Colin Lyall

Contemporary Drawing
Tel – 07971 806623

My work draws from a range of visual influences including: urban calligraphy, primitive symbols, street graffiti, lost languages, sci-fi nostalgia and the colloquial language of the fairground seaside graphic.

I try to explore and express the bombardment of conflicting visual iconography and emotive symbols cognisant in all our daily lives. I believe that the drawings I produce reflect the diversity and quantity of visual information, each of us has to process each day. Every journey involves contact with a multitude of signs and messages from road signs to product promotion, from the compelling furniture of the controlled environment to the ubiquitous language of logo.

The complexity of imagery produced reflects the all-pervasive influence of human infestation and its influence on planet Earth. My concern is to explore and ultimately represent the inevitable constructional dimension to human endeavours, the act of “doing”. Icons emerge of compacted regurgitation, repetition and congestion, seemingly all invasive, relentless and ultimately destructive.

The work expresses an all consuming cancer of form, the true signature of human intervention, incorruptible, driven, ruthless, and resulting in contrivances of impoverished beauty. Images of dominance, arrogance that is arbitrary, the order of modernism revealed as fake. Many elements within the drawings represent the cascading destruction of institutional dominance and control. not through random failures but through orchestrated decline.

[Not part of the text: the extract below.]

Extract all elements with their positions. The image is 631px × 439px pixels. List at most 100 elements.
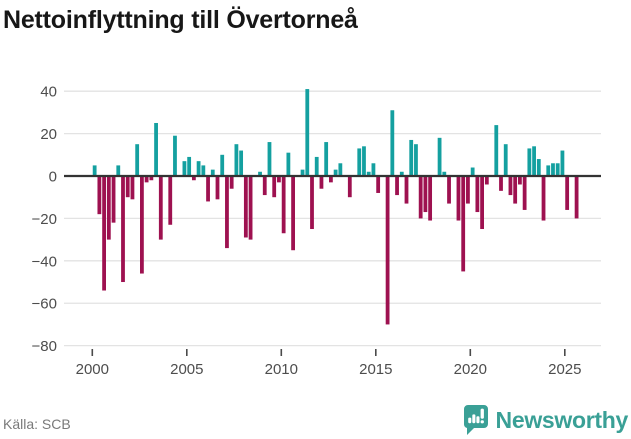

Cultural, religious and societal institutions crumble, standing only as templed fairground facades of control. My aim is to take the post-modernist world of hyper-reality and re-process it through the human psyche using the simplest of art materials, the pencil. In doing so I feel that in some strange way I am able to claim back from the hyper-virtual world, self generating around us, a sense of humanity.

With global logo-ism and the virtual worlds processing of us all as individuals irrespective of national boundaries, it is our common humanity that must inevitably guide and inform our understanding of the world and our place in it.